2. I dont understand the notation, what does $\displaystyle S = \mathbb{R} + R$ and what does $\displaystyle Sg$ or $\displaystyle Rf$ mean?
the notations are standard and i don't know how you didn't understand them?? $\displaystyle \mathbb{R}$ is the set of real numbers and $\displaystyle S=\mathbb{R} + R = \{r + f: \ \ r \in \mathbb{R}, \ f \in R \}.$

also $\displaystyle Sg = \{sg: \ s \in S \}$ and $\displaystyle Rf = \{hf: \ h \in R \}.$
• Dec 6th 2009, 06:29 AM
EinStone
Ok thanks for clarification.

Quote:

Originally Posted by NonCommAlg
the degree of $\displaystyle f =\sum a_n x^{\alpha_n} \in R$ is the first non-zero element in the sequence $\displaystyle \{\alpha_1, \alpha_2, \cdots \}.$

Here $\displaystyle \{\alpha_1, \alpha_2, \cdots \}$ you mean $\displaystyle \{a_1, a_2, \cdots \}$ right?

Ok and another question:
If we allow $\displaystyle \alpha_1 = 0$ then R has an identity and therefore a maximal ideal. Prove that in this case the maximal ideal is unique and identify it.
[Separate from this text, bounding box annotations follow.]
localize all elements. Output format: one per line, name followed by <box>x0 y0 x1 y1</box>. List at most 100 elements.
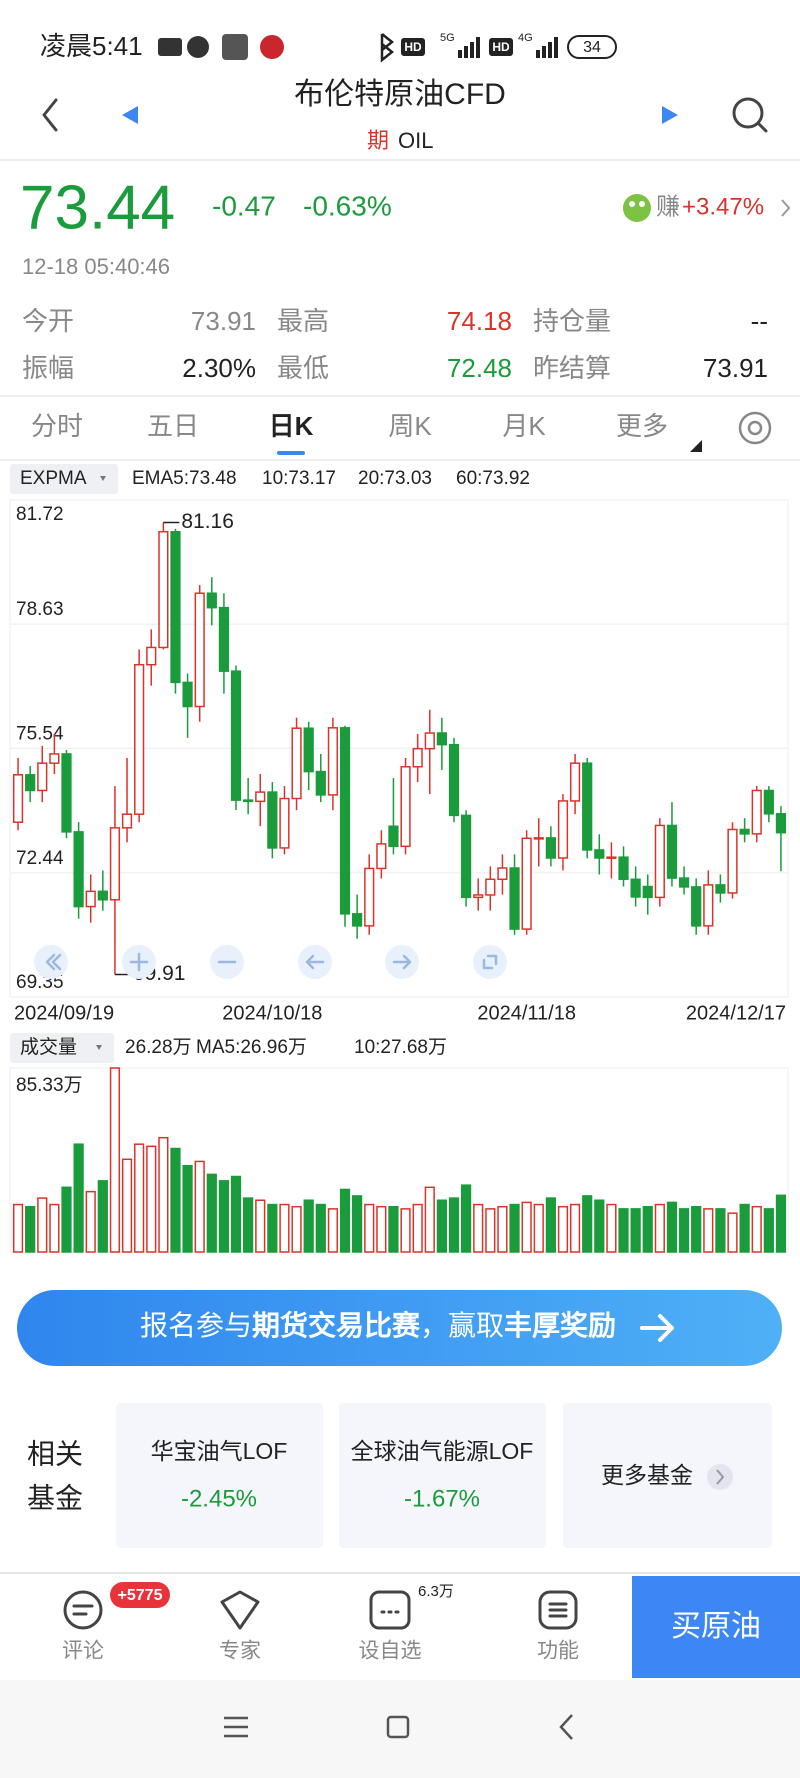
banner[interactable]: 报名参与期货交易比赛，赢取丰厚奖励 <box>17 1290 782 1366</box>
fund-change: -1.67% <box>404 1485 480 1512</box>
signal-bar <box>536 50 540 58</box>
volume-bar <box>218 1180 230 1253</box>
prev-button[interactable] <box>122 106 138 124</box>
candle-body <box>460 814 472 899</box>
volume-bar <box>715 1208 726 1253</box>
battery-level: 34 <box>583 39 601 56</box>
settings-button[interactable] <box>738 411 772 445</box>
volume-bar <box>775 1194 787 1253</box>
volume-bar <box>473 1203 484 1253</box>
candle-body <box>606 856 617 859</box>
volume-bar <box>642 1205 653 1253</box>
candle-body <box>364 867 375 927</box>
nav-back[interactable] <box>559 1714 573 1740</box>
volume-bar <box>412 1203 423 1253</box>
fund-card[interactable] <box>563 1403 772 1548</box>
icon <box>260 35 284 59</box>
candle-body <box>424 732 435 750</box>
search-icon <box>732 97 764 129</box>
tab[interactable]: 五日 <box>147 411 199 441</box>
signal-bar <box>464 46 468 58</box>
battery <box>567 35 617 59</box>
tab[interactable]: 更多 <box>616 411 668 441</box>
x-tick-label: 2024/12/17 <box>686 1002 786 1024</box>
header-tag: 期 <box>367 128 389 153</box>
buy-button[interactable] <box>632 1576 800 1678</box>
network-label: HD <box>404 40 422 54</box>
bluetooth-icon <box>380 33 395 63</box>
badge <box>110 1582 170 1608</box>
volume-bar <box>25 1205 36 1253</box>
toolbar-label[interactable]: 评论 <box>62 1640 104 1663</box>
volume-bar <box>97 1180 108 1253</box>
tab[interactable]: 分时 <box>31 411 83 441</box>
banner-part: ，赢取 <box>420 1310 504 1341</box>
back-button[interactable] <box>42 98 58 132</box>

I cant find the maximal ideal, anyone has an idea?
• Dec 6th 2009, 07:48 AM
NonCommAlg
Quote:

Originally Posted by EinStone

Here $\displaystyle \{\alpha_1, \alpha_2, \cdots \}$ you mean $\displaystyle \{a_1, a_2, \cdots \}$ right?

that was a terrible typo i made. i just fixed it and you should take a look at it again.

Quote:

If we allow $\displaystyle \alpha_1 = 0$ then R has an identity and therefore a maximal ideal. Prove that in this case the maximal ideal is unique and identify it.
I cant find the maximal ideal, anyone has an idea?
well, if you allow $\displaystyle \alpha_1=0,$ then you'll exactly get the ring $\displaystyle S=\mathbb{R}+R,$ which i already mentioned. in this case $\displaystyle R$ (your original ring) would be the unique maximal ideal of this new ring $\displaystyle S.$

first see that $\displaystyle R$ is indeed an ideal of $\displaystyle S.$ now let $\displaystyle I$ be any ideal of $\displaystyle S$ not contained in $\displaystyle R.$ so $\displaystyle I$ has an element of the form $\displaystyle f=a_1 + \sum_{j=2}^{\infty}a_jx^{\alpha_j}, \ \ a_1 \neq 0, \ 0 < \alpha_2 < \alpha_3 < \cdots.$ but then $\displaystyle f$
would have an inverse in $\displaystyle S$ and, since $\displaystyle I$ is an ideal, we get $\displaystyle 1=f \cdot \frac{1}{f} \in I.$ thus $\displaystyle I=S.$ so every proper ideal of $\displaystyle S$ is contained in $\displaystyle R$ and hence $\displaystyle R$ is the unique maximal ideal of $\displaystyle S.$
• Dec 6th 2009, 08:01 AM
EinStone
Ok good I get this. To see that R is an ideal in S, it is sufficient to show that $\displaystyle r*s \in R$ if $\displaystyle r \in R$ and $\displaystyle s \in S$ right?